Особая проблема – название произведений абстрактной (внефигуративной) живописи. С поздним Ренессансом и барокко абстрактную, особенно западную внефигуративную, близкую к сюрреализму живопись сближает то, что названия зачастую располагаются в зоне изображения. Этим способом именования своих картин активно пользовался Ж. Миро. Так, например, решена его картина 1924 года «Улыбка моей блондинки» или полотно 1934 года «Улитка, женщина, цветок и звезда» [илл. 35].
Илл. 35. Ж. Миро. Улитка, женщина, цветок и звезда. 1934. Пальма да Майорка, собрание Жюнкозы де Миро.
Илл. 36. И. Пуни. Бани. 1915. Цюрих, частное собрание.
В русской живописи примером названия, включенного в состав изображения, может служить картина И. Пуни «Бани» (1915) ([илл. 36]. Здесь слово в составе изображения и как вынесенное за пределы полотна название обыгрывает искусство вывески, вошедшее в арсенал обновленных средств авангардной поэтики. Слово-вывеска в данном произведении в условии отсутствия миметических признаков бани является предметом изображения и художественного осмысления. И этим полотно родственно раннему Ларионову периода примитивизма. Однако в целом в сфере собственно абстракции в русском искусстве дело с названием обстояло несколько иначе. Когда живопись впервые покинула пределы мимезиса, вопрос об игре с названием еще не стоял – важно было определиться в принципе. Ведь название абстрактному изображению вроде бы ни к чему.
В историческом авангарде 10-х годов возникает тождество
Рассматривая корпус названий абстрактной живописи русского искусства 10–20-х годов как единый текст, можно выделить четыре основные типологические группы названий относительно изображения. Назовем их, отвлекаясь от авторов. Это 1) традиционные обозначения жанра («Натюрморт», «Портрет»), 2) предметно-ассоциативные именования – «Шкаф с посудой», «Озонатор», «Абсент», в том числе отвлеченные понятия и вневизуальные явления («Формула петроградского пролетариата», «Симфония», «Музыка», «Космос»), 3) описания художественной задачи произведения («Цвето-динамическое напряжение», «Растворение плоскости», «Движение цвета в пространстве», «Расширенное пространство»), сюда включаем и неологизмы, определяющие живопись как новый, не имеющий прецедентов в истории объект («Проун», «Супрематизм», «Контррельеф», «Архитектон»), наконец, 4) именования с нулевой семантикой: «Композиция», «Беспредметная композиция», «Без названия», которые часто содержат цифровые обозначения.

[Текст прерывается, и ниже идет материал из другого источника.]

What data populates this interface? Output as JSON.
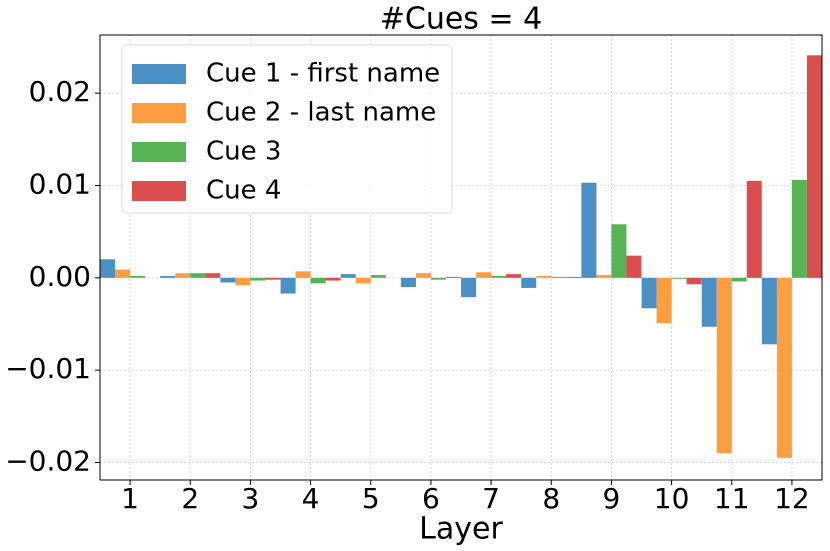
{
  "chart_data": {
    "type": "bar",
    "title": "#Cues = 4",
    "x_label": "Layer",
    "categories": [
      "1",
      "2",
      "3",
      "4",
      "5",
      "6",
      "7",
      "8",
      "9",
      "10",
      "11",
      "12"
    ],
    "series": [
      {
        "name": "Cue 1 - first name",
        "color": "#4a90c4",
        "values": [
          0.002,
          0.0002,
          -0.0005,
          -0.0017,
          0.0004,
          -0.001,
          -0.0021,
          -0.0011,
          0.0103,
          -0.0033,
          -0.0053,
          -0.0072
        ]
      },
      {
        "name": "Cue 2 - last name",
        "color": "#ff9e40",
        "values": [
          0.0009,
          0.0005,
          -0.0008,
          0.0007,
          -0.0006,
          0.0005,
          0.0006,
          0.0002,
          0.0003,
          -0.0049,
          -0.019,
          -0.0195
        ]
      },
      {
        "name": "Cue 3",
        "color": "#56b356",
        "values": [
          0.0002,
          0.0005,
          -0.0003,
          -0.0006,
          0.0003,
          -0.0002,
          0.0002,
          0.0001,
          0.0058,
          -0.0001,
          -0.0004,
          0.0106
        ]
      },
      {
        "name": "Cue 4",
        "color": "#dc4d4d",
        "values": [
          0.0,
          0.0005,
          -0.0002,
          -0.0003,
          0.0,
          0.0001,
          0.0004,
          0.0001,
          0.0024,
          -0.0007,
          0.0105,
          0.0241
        ]
      }
    ],
    "ylim": [
      -0.0219,
      0.0263
    ],
    "yticks": [
      {
        "value": -0.02,
        "label": "−0.02"
      },
      {
        "value": -0.01,
        "label": "−0.01"
      },
      {
        "value": 0,
        "label": "0.00"
      },
      0.01,
      0.02
    ],
    "grid": true,
    "legend": "upper left"
  }
}
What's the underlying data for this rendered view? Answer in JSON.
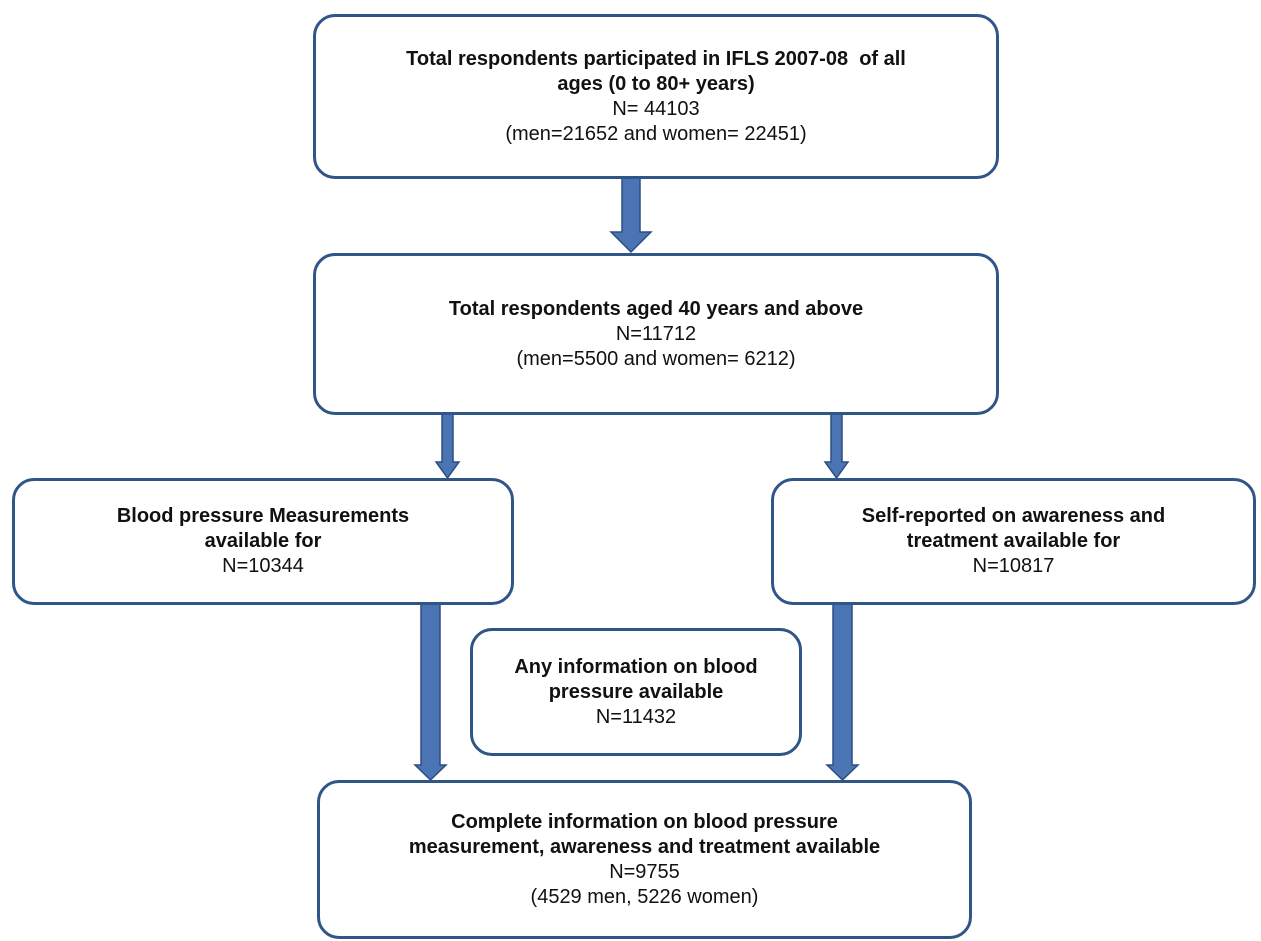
{
  "nodes": [
    {
      "title": [
        "Total respondents participated in IFLS 2007-08  of all",
        "ages (0 to 80+ years)"
      ],
      "lines": [
        "N= 44103",
        "(men=21652 and women= 22451)"
      ]
    },
    {
      "title": [
        "Total respondents aged 40 years and above"
      ],
      "lines": [
        "N=11712",
        "(men=5500 and women= 6212)"
      ]
    },
    {
      "title": [
        "Blood pressure Measurements",
        "available for"
      ],
      "lines": [
        "N=10344"
      ]
    },
    {
      "title": [
        "Self-reported on awareness and",
        "treatment available for"
      ],
      "lines": [
        "N=10817"
      ]
    },
    {
      "title": [
        "Any information on blood",
        "pressure available"
      ],
      "lines": [
        "N=11432"
      ]
    },
    {
      "title": [
        "Complete information on blood pressure",
        "measurement, awareness and treatment available"
      ],
      "lines": [
        "N=9755",
        "(4529 men, 5226 women)"
      ]
    }
  ]
}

Две последние группы представляют наибольший интерес с точки зрения проблемы соотношения слова и изображения. Эти абстрактные названия возникают на двух полюсах диаметрально противоположных по своей природе направлений абстрактного искусства – направлений, представленных именами В. Кандинского и К. Малевича. В их генезисе заложены совершенно различные механизмы формопорождения. Так, для Кандинского названия чрезвычайно важны: «Импрессии», «Импровизации» и «Композиции» – это, как отмечал Д. В. Сарабьянов, три стадии удаления мастера от предметного мира[53]

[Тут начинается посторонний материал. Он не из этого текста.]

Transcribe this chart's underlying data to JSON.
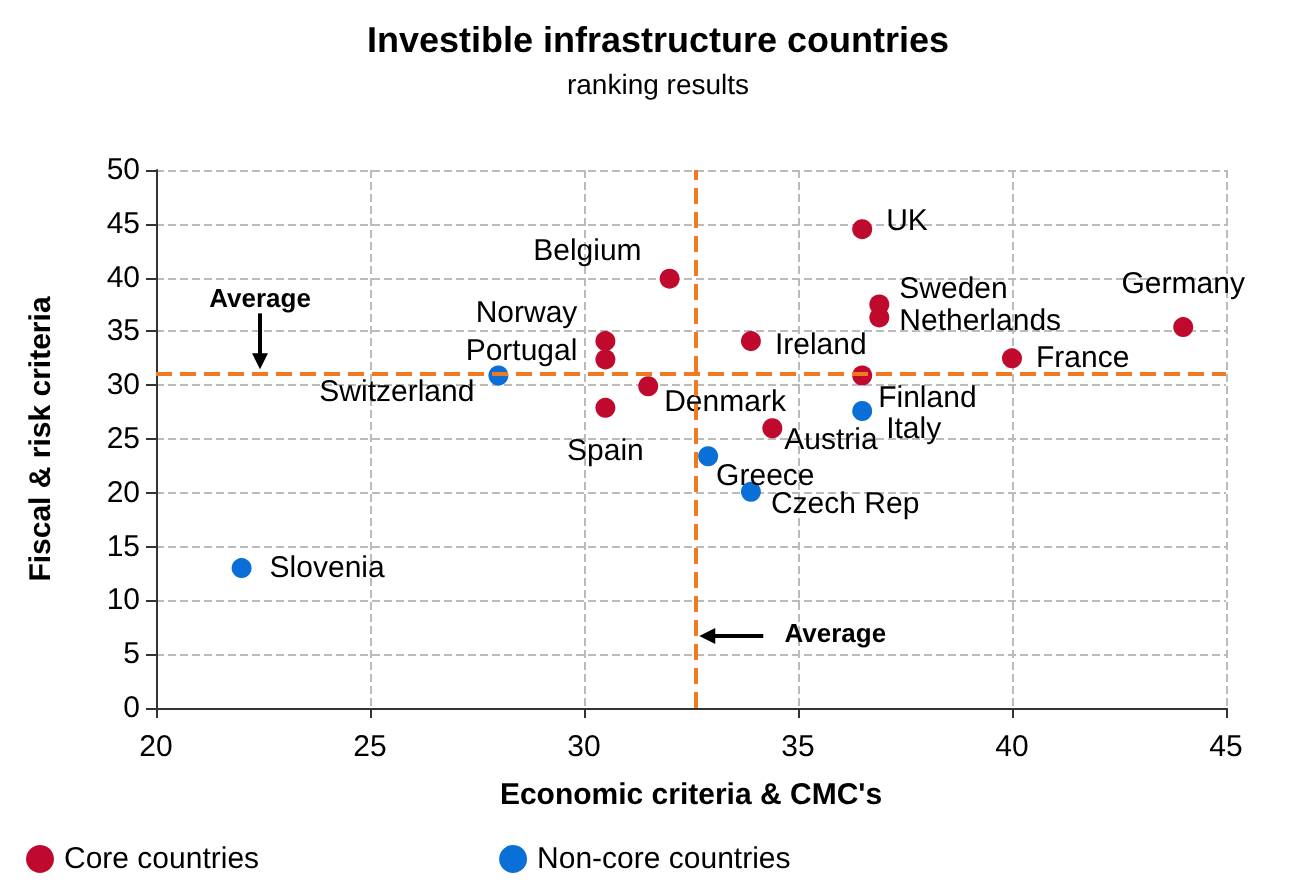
{
  "chart_data": {
    "type": "scatter",
    "title": "Investible infrastructure countries",
    "subtitle": "ranking results",
    "xlabel": "Economic criteria & CMC's",
    "ylabel": "Fiscal & risk criteria",
    "xlim": [
      20,
      45
    ],
    "xticks": [
      20,
      25,
      30,
      35,
      40,
      45
    ],
    "ylim": [
      0,
      50
    ],
    "yticks": [
      0,
      5,
      10,
      15,
      20,
      25,
      30,
      35,
      40,
      45,
      50
    ],
    "grid": true,
    "legend": "bottom",
    "marker": "circle",
    "series": [
      {
        "name": "Core countries",
        "color": "#c00a2d",
        "x": [
          32.0,
          30.5,
          30.5,
          30.5,
          31.5,
          36.5,
          36.9,
          36.9,
          33.9,
          36.5,
          34.4,
          40.0,
          44.0
        ],
        "values": [
          39.9,
          34.1,
          32.4,
          27.9,
          29.9,
          44.5,
          37.5,
          36.3,
          34.1,
          30.9,
          26.0,
          32.5,
          35.4
        ],
        "value_labels": [
          "Belgium",
          "Norway",
          "Portugal",
          "Spain",
          "Denmark",
          "UK",
          "Sweden",
          "Netherlands",
          "Ireland",
          "Finland",
          "Austria",
          "France",
          "Germany"
        ]
      },
      {
        "name": "Non-core countries",
        "color": "#0a6fd6",
        "x": [
          22.0,
          28.0,
          36.5,
          32.9,
          33.9
        ],
        "values": [
          13.0,
          30.9,
          27.6,
          23.4,
          20.1
        ],
        "value_labels": [
          "Slovenia",
          "Switzerland",
          "Italy",
          "Greece",
          "Czech Rep"
        ]
      }
    ],
    "ref_lines": [
      {
        "axis": "y",
        "value": 31.1,
        "label": "Average",
        "color": "#f07a22",
        "line_style": "dashed"
      },
      {
        "axis": "x",
        "value": 32.6,
        "label": "Average",
        "color": "#f07a22",
        "line_style": "dashed"
      }
    ]
  }
}
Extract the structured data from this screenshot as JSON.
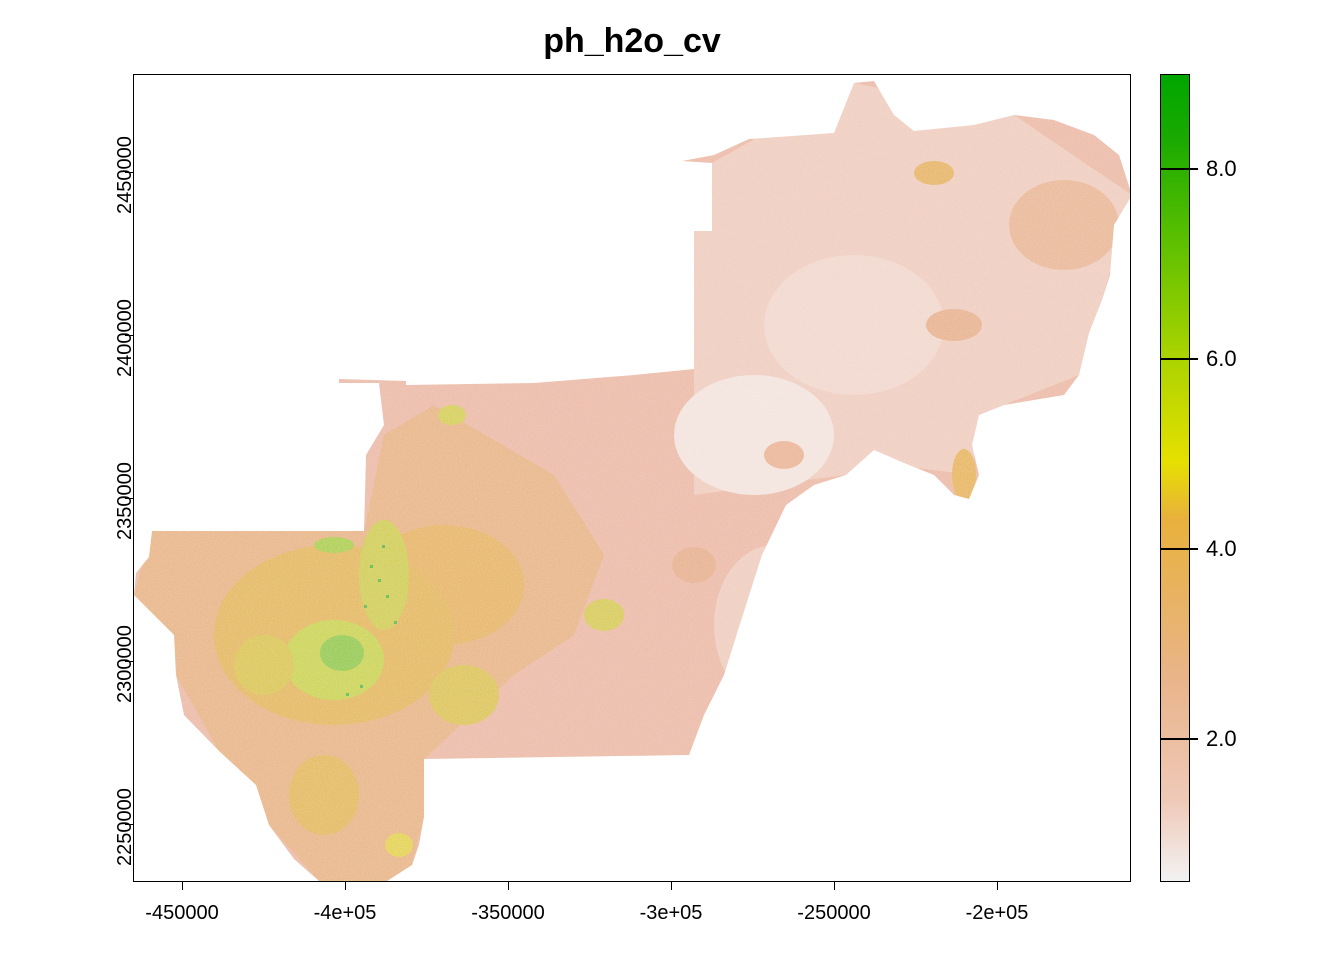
{
  "title": "ph_h2o_cv",
  "x_axis": {
    "ticks": [
      {
        "value": -450000,
        "label": "-450000"
      },
      {
        "value": -400000,
        "label": "-4e+05"
      },
      {
        "value": -350000,
        "label": "-350000"
      },
      {
        "value": -300000,
        "label": "-3e+05"
      },
      {
        "value": -250000,
        "label": "-250000"
      },
      {
        "value": -200000,
        "label": "-2e+05"
      }
    ]
  },
  "y_axis": {
    "ticks": [
      {
        "value": 2450000,
        "label": "2450000"
      },
      {
        "value": 2400000,
        "label": "2400000"
      },
      {
        "value": 2350000,
        "label": "2350000"
      },
      {
        "value": 2300000,
        "label": "2300000"
      },
      {
        "value": 2250000,
        "label": "2250000"
      }
    ]
  },
  "legend": {
    "range": [
      0.5,
      9.0
    ],
    "ticks": [
      {
        "value": 2.0,
        "label": "2.0"
      },
      {
        "value": 4.0,
        "label": "4.0"
      },
      {
        "value": 6.0,
        "label": "6.0"
      },
      {
        "value": 8.0,
        "label": "8.0"
      }
    ]
  },
  "colors": {
    "low": "#f2f2f2",
    "base": "#ebb49c",
    "mid": "#e8b13c",
    "yellow": "#e6e000",
    "high": "#00a600"
  }
}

. Абстрактные названия предшествовали у мастера возникновению абстрактных изображений. Так, «Импровизации» и «Композиции» возникли раньше «Импрессий», хотя с точки зрения генезиса формы логично было бы предположить обратное. В соответствии с неполной оторванностью «Импровизаций» от предметного мира название снабжается подзаголовком с уточнением предметной семантики: «Импровизация с собакой», «Морской бой», «Траурный марш», «Африканская», а также номером (поздние «Импровизации» не нумеровались). «Композиции» также имеют названия, хотя и более лапидарные, в соответствии с зашифрованным (если не в поэтике, то в генезисе) мотивом – «Овраг», «Скалы», «Битва».Илл. 37. В. Кандинский. Композиция № 6. 1913. Холст, масло. ГЭ.